In der Raumecke neben der Gardinenstange entdeckte er ein seltsames Gerät, das er zunächst für einen Bewegungsmelder hielt. Als er das ominöse Objekt abnahm und genauer inspizierte, sah er, dass es sich um eine internetfähige Kamera handelte.

Ein Freund des Finders, Jason Scott sein Name, der beim Internet Archive arbeitet, postete auf Twitter das Foto seines Kollegen, das den Corpus Delicti zeigte. Der Wohnungseigentümer wurde inzwischen von der Plattform verbannt, Airbnb erstattete dem Kunden die Übernachtungskosten. „Es gibt für diese Art des Verhaltens absolut keinen Platz in unserer Gemeinschaft“, teilte Airbnb-Pressesprecher Jeffrey Henry mit.

Es ist nicht der erste Vorfall dieser Art. Im Oktober entdeckte ein Ehepaar aus Indiana in einer Ferienwohnung in Longboat Key in Florida (die über 40 positive Bewertungen auf Airbnb erhalten hatte), dass in ihrem Schlafzimmer eine Kamera installiert war. Die Kamera war diskret im Rauchmelder versteckt und direkt auf das Bett gerichtet. Die Kamera hatte den Aufenthalt des Paares mitgefilmt.

Videokamera im Regal

Der Mann verständigte daraufhin die Polizei, die die gesamte Computerausstattung – Festplatten, Laptops, PCs, Speicherkarten – beschlagnahmte. Der Wohnungseigentümer ist mittlerweile wegen „Video-Voyeurismus“ angeklagt.

Die britische Zeitung Observer berichtete von einem weiteren Fall in einer Wohnung im kanadischen Waterloo, die von acht Personen an Silvester 2014 angemietet worden war. Eine Frau fand im Schlafzimmer, in dem sie mit ihrem Freund übernachtete, im Regal eine an einer Korbtasche befestigte Dropcam, die in Richtung Bett justiert war.

Offensichtlich wollte der Besitzer das Paar beim Sex filmen. Als die Gruppe die Wohnung durchkämmte, fand sie zwei weitere Kameras – eine in der Küche, die andere im Wohnzimmer unterm Fernseher.

Eine deutsche Touristin, die mit ihrem Freund und im Dezember 2013 eine über Airbnb gebuchte Wohnung in Irving in Kalifornien bezog, machte eines Abends eine seltsame Entdeckung: Als ihr Partner zum Abendessen ein paar Kerzen anzünden wollte, sah er in der Regalwand ein blinkendes Licht, das sich als eingeschaltete Videokamera entpuppte.

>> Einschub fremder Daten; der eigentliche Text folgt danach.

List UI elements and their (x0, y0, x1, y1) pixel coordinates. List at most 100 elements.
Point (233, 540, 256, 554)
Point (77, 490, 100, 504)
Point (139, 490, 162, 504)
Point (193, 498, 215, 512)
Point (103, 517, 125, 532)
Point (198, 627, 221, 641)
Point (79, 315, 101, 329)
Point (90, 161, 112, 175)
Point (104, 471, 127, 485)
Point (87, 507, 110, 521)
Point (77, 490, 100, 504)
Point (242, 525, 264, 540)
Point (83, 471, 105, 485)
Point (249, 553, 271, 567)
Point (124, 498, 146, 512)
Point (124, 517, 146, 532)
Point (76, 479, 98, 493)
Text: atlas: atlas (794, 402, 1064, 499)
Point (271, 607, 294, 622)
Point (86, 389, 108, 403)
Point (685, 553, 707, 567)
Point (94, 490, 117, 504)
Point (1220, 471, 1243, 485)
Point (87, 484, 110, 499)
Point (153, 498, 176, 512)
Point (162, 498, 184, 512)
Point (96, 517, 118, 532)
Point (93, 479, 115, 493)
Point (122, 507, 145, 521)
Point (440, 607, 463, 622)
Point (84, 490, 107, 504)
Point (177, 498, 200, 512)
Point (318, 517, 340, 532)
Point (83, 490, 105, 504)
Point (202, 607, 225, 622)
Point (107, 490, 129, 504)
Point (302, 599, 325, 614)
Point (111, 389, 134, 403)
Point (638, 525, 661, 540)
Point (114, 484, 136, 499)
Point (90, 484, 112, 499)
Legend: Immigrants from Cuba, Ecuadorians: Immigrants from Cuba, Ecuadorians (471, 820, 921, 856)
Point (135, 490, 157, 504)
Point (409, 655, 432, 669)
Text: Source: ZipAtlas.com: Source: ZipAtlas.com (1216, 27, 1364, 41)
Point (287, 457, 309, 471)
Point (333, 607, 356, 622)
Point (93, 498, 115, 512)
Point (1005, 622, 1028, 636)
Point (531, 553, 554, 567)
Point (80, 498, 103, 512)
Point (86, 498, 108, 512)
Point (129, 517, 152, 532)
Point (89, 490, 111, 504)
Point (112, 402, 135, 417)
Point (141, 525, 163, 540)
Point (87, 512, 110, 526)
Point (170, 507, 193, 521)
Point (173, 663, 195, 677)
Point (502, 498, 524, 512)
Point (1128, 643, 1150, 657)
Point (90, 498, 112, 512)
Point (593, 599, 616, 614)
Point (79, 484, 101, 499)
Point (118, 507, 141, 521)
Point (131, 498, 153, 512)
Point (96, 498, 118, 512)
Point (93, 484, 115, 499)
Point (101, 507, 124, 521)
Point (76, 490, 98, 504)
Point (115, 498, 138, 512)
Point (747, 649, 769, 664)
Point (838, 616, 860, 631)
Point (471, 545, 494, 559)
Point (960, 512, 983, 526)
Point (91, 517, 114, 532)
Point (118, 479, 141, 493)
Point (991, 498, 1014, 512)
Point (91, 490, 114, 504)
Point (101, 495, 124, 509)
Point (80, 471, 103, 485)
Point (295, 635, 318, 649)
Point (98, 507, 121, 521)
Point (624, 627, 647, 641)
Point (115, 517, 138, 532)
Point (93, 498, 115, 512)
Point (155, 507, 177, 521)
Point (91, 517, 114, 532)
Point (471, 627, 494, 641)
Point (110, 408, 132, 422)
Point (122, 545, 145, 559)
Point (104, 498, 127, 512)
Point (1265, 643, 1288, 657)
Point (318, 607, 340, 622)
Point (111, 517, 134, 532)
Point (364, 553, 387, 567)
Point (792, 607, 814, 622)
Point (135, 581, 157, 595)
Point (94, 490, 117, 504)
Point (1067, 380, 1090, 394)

Die ferngesteuerte Kamera nahm dabei auch Ton auf. Die Aufzählung von weiteren Fällen wäre leicht möglich. Und Vermieter diskutierten im vergangenen Jahr auf der Airbnb-Plattform, ob sie Gäste informieren müssten, wenn sie in der Wohnung – nicht im Bad oder Schlafzimmer, aber in anderen Räumen – Kameras installieren wollten.

Geringer Erholungsfaktor

Die Frau verklagte daraufhin den Zimmervermittler vor einem Gericht in San Francisco. Ihr Anwalt rügte eine Verletzung der Privatsphäre. Seine Mandantin habe sich über die Dauer des Aufenthalts arglos verhalten und sei nackt durch die Wohnung gelaufen.

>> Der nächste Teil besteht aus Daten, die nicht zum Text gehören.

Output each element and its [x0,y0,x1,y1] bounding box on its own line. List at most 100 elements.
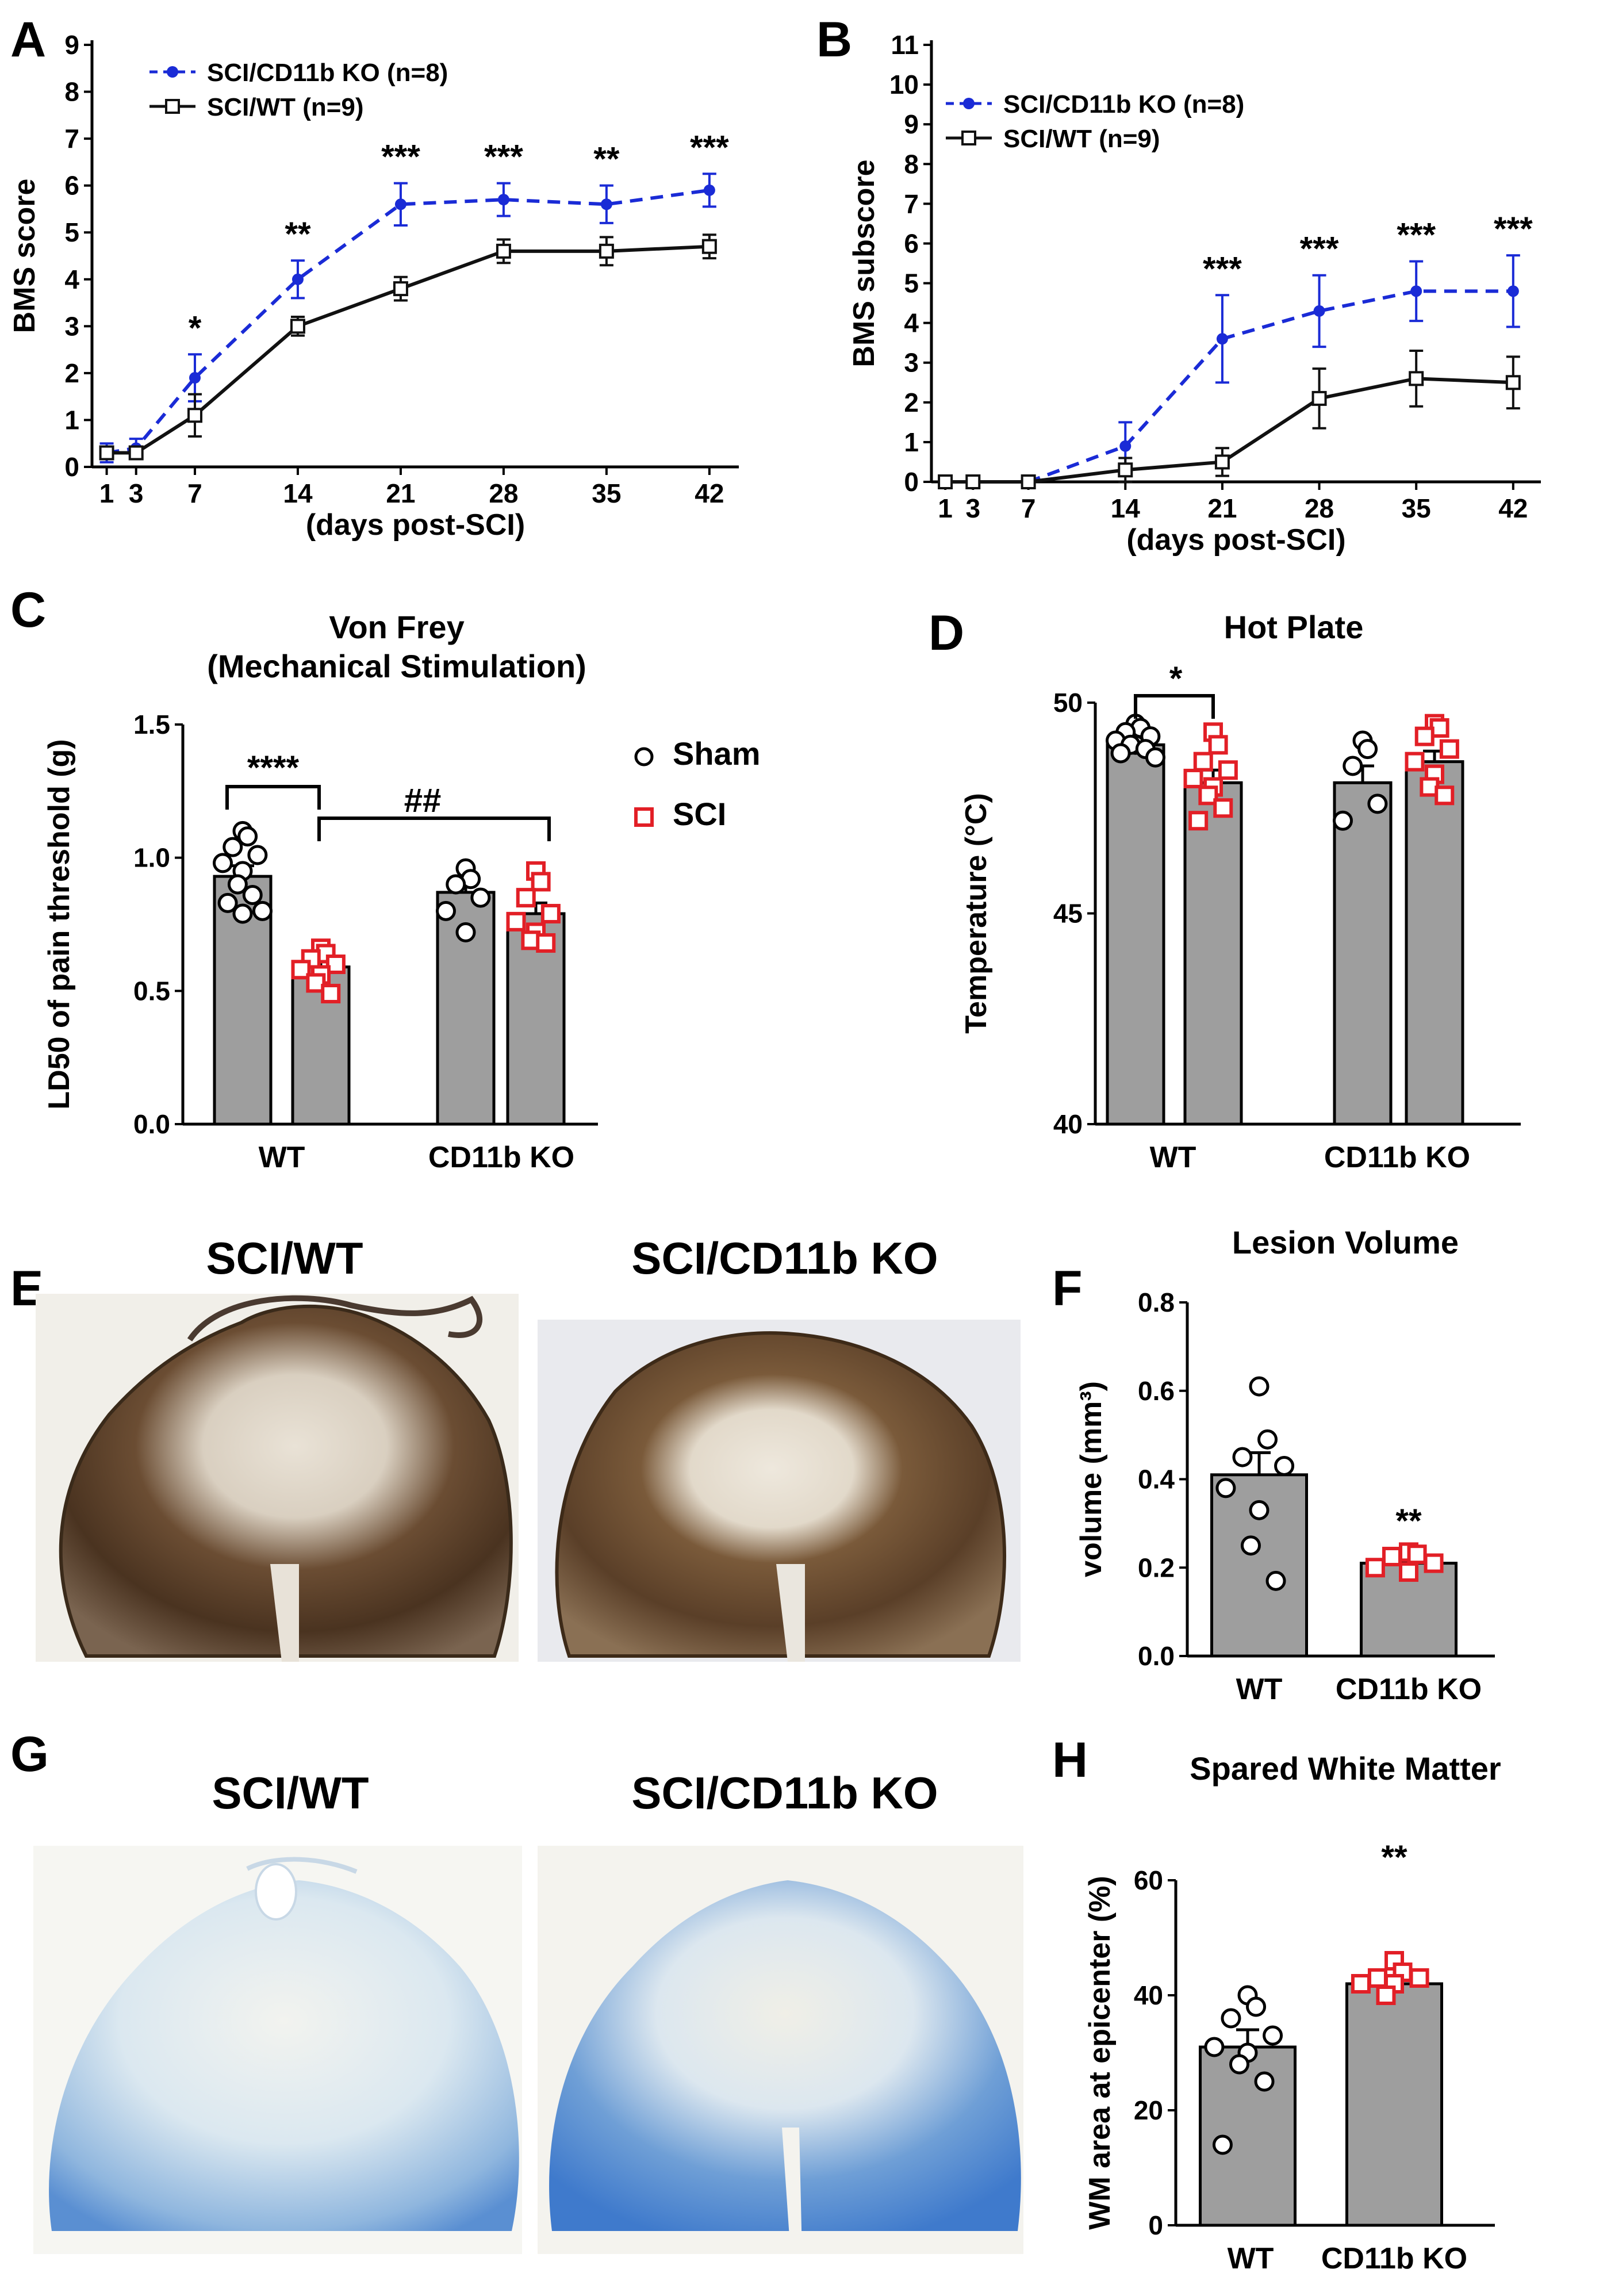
micrograph-g-right-title: SCI/CD11b KO [631,1768,938,1818]
data-point [1145,747,1165,768]
micrograph-g-ko [538,1846,1023,2254]
legend-marker [634,807,654,827]
data-point [506,911,526,932]
hot-plate-bar-chart: 40 45 50 Temperature (°C) Hot Plate WT CD11b K… [960,609,1521,1174]
x-tick-label: 35 [1402,493,1431,523]
y-tick-label: 50 [1053,688,1083,718]
legend-label: SCI/CD11b KO (n=8) [207,59,448,87]
data-point [1265,1570,1286,1591]
significance-label: *** [1203,250,1242,288]
data-point [252,900,273,921]
y-tick-label: 40 [1053,1109,1083,1139]
micrograph-e-wt [36,1294,519,1662]
data-point [1424,1553,1444,1573]
data-point [1215,1478,1236,1498]
data-point [290,319,305,334]
bar-group [1210,1376,1308,1658]
data-point [1249,1376,1270,1397]
data-point [599,243,614,259]
significance-label: ## [404,782,442,819]
micrograph-e-left-title: SCI/WT [206,1233,363,1283]
bar-group [1183,722,1243,1126]
y-tick-label: 1 [64,405,79,435]
data-point [938,474,953,489]
significance-label: *** [484,139,523,176]
significance-label: *** [1397,217,1436,254]
x-tick-label: 7 [1021,493,1036,523]
chart-subtitle: (Mechanical Stimulation) [207,648,586,684]
panel-label-g: G [10,1727,49,1782]
data-point [470,887,491,908]
significance-label: ** [593,141,620,178]
data-point [1021,474,1036,489]
y-tick-label: 2 [64,358,79,388]
x-axis-title: (days post-SCI) [1126,523,1345,557]
y-tick-label: 2 [904,388,919,417]
significance-label: *** [1494,210,1533,248]
data-point [1507,285,1519,297]
bar [1183,781,1243,1126]
data-point [496,243,511,259]
panel-label-f: F [1052,1261,1083,1316]
data-point [965,474,981,489]
series-line [945,289,1513,484]
significance-label: ** [1395,1502,1422,1540]
x-tick-label: 14 [1111,493,1141,523]
data-point [99,445,114,461]
chart-title: Von Frey [329,609,464,645]
x-tick-label: 28 [489,478,518,508]
data-point [242,885,263,906]
series-wt [938,350,1521,489]
data-point [1439,739,1459,759]
x-tick-label: 3 [129,478,144,508]
category-label: CD11b KO [1321,2242,1467,2275]
data-point [321,983,341,1003]
data-point [1212,2134,1233,2155]
data-point [1119,440,1132,452]
y-tick-label: 4 [904,308,919,338]
data-point [1188,811,1209,831]
data-point [394,198,406,210]
micrograph-e-ko [538,1320,1021,1662]
panel-label-d: D [929,605,964,661]
y-tick-label: 40 [1134,1980,1163,2010]
y-tick-label: 0 [1148,2210,1163,2240]
x-axis-title: (days post-SCI) [306,508,525,542]
legend-label: SCI/WT (n=9) [207,93,364,121]
category-label: WT [259,1141,305,1174]
data-point [1240,1535,1261,1556]
data-point [393,281,408,297]
x-tick-label: 35 [592,478,621,508]
y-tick-label: 60 [1134,1865,1163,1895]
data-point [1333,810,1353,831]
data-point [1367,1968,1387,1988]
legend-label: SCI/CD11b KO (n=8) [1003,90,1244,118]
y-tick-label: 0.0 [1138,1641,1175,1671]
data-point [1232,1447,1253,1467]
y-tick-label: 0.8 [1138,1287,1175,1317]
data-point [1193,752,1213,772]
y-tick-label: 5 [904,269,919,298]
y-tick-label: 6 [904,228,919,258]
data-point [217,892,238,913]
y-tick-label: 8 [64,77,79,107]
y-tick-label: 0 [904,467,919,497]
x-tick-label: 7 [187,478,202,508]
micrograph-e-right-title: SCI/CD11b KO [631,1233,938,1283]
data-point [1229,2054,1249,2075]
data-point [213,853,233,873]
data-point [1357,739,1378,760]
data-point [189,372,201,384]
legend-label: SCI/WT (n=9) [1003,125,1160,153]
y-tick-label: 3 [904,348,919,378]
data-point [1367,794,1388,814]
y-tick-label: 5 [64,217,79,247]
data-point [292,273,304,285]
data-point [455,922,476,942]
bar-group [1199,1985,1297,2227]
y-tick-label: 11 [891,30,919,60]
data-point [1382,1547,1402,1567]
data-point [1254,2071,1275,2092]
bar-group [1333,730,1393,1126]
data-point [1221,2008,1241,2029]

Auch seien vertrauliche Gespräche aufgezeichnet worden. Ein Airbnb-Sprecher sagte damals, man nehme die Privatsphäre „extrem ernst“. Aber es gibt auch Stimmen, die darauf hinweisen, dass diese Methode weiter verbreitet sei als viele denken. Das sagte zumindest Steve Parkin, der sich bei dem US-Unternehmen TapSweep Surveillance Services um den Schutz vor Überwachung kümmert.

Das Portal Mashable hat derweil eine Handreichung veröffentlicht, wie man versteckte Kameras entlarven kann – auch dort, wo man sie zunächst nicht vermutet, etwa in Schrauben oder Weckern.

Wer Zweifel habe, solle ein Handtuch über das verdächtige Gerät hängen. Doch kann das die Lösung sein? Wenn man hinter jeder Öffnung und Regelwand eine Kamera wittern muss, ist der Erholungsfaktor schnell vorbei.